The hotel became an instant hit with the aristocracy and became a popular meeting place, since it was centrally located for the Korso restaurant. In 1894, the waltz king Johann Strauß II celebrated his 50-year stage anniversary at the hotel. In 1911, the hotel was extended into the neighbouring buildings at Kärntner Ring 11 and 13. Also, all rooms had their own telephones installed.

After World War II, the hotel housed Soviet troops from 1945 to 1955. The hotel reopened for regular business in 1958, but was sold to the Austrian government. The government rented the building to the International Atomic Energy Agency (IAEA), which located its headquarters there until 1979, when IAEA moved to the Vienna International Centre.

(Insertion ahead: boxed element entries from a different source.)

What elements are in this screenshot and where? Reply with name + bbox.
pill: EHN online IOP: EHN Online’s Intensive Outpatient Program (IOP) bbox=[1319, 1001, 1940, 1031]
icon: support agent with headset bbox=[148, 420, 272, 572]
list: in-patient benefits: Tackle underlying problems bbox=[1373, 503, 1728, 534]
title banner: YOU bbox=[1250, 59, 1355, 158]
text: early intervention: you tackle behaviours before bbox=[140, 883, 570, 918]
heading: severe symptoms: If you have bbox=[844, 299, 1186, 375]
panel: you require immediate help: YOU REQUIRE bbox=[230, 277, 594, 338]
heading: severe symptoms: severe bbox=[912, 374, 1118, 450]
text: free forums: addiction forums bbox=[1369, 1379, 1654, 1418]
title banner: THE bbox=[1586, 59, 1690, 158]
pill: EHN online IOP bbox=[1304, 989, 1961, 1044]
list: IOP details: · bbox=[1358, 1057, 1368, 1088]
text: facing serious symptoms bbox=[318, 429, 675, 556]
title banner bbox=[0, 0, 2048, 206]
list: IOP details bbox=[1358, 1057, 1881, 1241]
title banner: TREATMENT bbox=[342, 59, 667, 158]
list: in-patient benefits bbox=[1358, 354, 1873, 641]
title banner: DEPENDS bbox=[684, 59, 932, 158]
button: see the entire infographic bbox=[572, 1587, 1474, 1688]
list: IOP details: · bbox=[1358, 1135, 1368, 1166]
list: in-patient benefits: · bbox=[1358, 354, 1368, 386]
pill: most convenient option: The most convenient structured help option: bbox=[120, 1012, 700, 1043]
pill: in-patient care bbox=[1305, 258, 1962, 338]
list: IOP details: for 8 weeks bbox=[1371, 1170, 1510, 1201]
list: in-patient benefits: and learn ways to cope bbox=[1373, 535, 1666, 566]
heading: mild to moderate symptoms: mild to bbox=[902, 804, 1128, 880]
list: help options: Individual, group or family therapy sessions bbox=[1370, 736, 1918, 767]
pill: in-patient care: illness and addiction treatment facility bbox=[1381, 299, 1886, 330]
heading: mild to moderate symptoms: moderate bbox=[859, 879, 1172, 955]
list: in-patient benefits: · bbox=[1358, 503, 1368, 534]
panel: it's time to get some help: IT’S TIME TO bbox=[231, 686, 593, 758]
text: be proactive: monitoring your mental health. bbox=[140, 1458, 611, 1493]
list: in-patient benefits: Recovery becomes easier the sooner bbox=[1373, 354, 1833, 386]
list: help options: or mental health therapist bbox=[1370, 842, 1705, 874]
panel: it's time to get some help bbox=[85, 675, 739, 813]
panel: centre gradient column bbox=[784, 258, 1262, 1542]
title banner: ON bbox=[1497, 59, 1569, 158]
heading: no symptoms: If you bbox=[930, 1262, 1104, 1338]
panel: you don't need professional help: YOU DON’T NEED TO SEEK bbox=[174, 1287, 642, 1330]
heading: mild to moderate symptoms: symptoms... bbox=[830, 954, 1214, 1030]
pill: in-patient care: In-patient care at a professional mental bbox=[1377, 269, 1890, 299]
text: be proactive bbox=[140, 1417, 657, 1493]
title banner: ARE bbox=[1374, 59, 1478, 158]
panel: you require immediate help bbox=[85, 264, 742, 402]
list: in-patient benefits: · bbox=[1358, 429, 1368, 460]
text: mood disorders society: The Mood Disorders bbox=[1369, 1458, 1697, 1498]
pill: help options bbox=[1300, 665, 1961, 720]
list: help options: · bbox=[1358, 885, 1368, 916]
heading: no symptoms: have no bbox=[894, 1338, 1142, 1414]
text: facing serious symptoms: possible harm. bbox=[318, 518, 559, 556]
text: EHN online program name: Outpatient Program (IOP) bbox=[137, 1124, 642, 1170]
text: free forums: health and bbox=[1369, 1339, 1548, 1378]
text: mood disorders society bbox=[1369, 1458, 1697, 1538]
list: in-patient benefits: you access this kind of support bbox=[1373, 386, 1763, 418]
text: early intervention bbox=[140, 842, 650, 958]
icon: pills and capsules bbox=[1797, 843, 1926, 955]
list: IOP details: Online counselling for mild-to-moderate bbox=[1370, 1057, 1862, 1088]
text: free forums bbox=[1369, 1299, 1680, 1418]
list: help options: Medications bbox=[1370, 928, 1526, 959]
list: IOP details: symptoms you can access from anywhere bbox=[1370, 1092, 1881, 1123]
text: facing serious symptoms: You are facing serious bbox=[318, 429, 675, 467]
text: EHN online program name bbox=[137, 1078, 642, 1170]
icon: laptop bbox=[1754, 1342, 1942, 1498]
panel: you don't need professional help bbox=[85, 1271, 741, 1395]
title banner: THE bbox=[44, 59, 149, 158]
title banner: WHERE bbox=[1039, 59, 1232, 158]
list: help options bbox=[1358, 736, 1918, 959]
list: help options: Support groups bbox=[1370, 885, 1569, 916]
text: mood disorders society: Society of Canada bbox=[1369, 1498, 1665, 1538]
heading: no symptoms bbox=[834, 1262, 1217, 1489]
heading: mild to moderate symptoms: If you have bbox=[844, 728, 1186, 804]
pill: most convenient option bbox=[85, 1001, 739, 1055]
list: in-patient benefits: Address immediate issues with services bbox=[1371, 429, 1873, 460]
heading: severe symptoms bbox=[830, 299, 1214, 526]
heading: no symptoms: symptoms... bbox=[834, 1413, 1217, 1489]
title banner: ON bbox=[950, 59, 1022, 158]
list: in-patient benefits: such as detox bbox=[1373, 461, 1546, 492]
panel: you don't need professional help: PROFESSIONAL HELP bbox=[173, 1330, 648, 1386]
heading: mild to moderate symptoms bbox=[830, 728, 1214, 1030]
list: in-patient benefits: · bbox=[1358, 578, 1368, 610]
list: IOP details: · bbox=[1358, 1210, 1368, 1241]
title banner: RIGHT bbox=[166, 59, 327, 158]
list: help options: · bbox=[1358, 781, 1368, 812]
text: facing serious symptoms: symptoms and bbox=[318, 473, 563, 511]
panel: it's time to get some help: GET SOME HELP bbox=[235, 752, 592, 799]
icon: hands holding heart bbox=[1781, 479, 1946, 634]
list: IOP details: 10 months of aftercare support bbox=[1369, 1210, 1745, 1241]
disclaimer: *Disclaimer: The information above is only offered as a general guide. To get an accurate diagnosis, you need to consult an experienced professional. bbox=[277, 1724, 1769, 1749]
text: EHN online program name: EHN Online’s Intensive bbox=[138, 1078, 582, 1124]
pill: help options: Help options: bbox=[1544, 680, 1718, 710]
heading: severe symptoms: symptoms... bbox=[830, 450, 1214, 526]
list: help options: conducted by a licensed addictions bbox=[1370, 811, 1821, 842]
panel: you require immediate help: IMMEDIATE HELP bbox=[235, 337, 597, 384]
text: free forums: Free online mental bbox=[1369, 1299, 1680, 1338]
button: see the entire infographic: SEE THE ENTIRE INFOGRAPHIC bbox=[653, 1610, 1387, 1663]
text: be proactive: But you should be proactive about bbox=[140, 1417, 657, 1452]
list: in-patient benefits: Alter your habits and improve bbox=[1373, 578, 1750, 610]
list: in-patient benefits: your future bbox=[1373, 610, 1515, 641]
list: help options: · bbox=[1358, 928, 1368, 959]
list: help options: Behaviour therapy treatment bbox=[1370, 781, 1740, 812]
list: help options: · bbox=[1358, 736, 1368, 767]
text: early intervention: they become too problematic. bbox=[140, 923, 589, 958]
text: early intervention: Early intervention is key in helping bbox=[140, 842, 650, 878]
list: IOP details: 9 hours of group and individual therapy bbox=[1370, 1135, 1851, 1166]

Ten years later, All Nippon Airways purchased the hotel and began an ambitious reconstruction. The hotel was reduced to its original size and completely refurbished and renovated. The historical façade by Tietz was restored, while the interior was modernized. The hotel was renamed "ANA Grand Hotel" and reopened in 1994. ANA sold the hotel in 2002 to the JJW Hotels & Resorts group, and the name reverted to "Grand Hotel Wien".

In June 2025 bankruptcy proceedings were opened for the hotel at the request of creditors. In December 2025 its Austrian-Saudi owner proceeded in court to halt sales negotiations.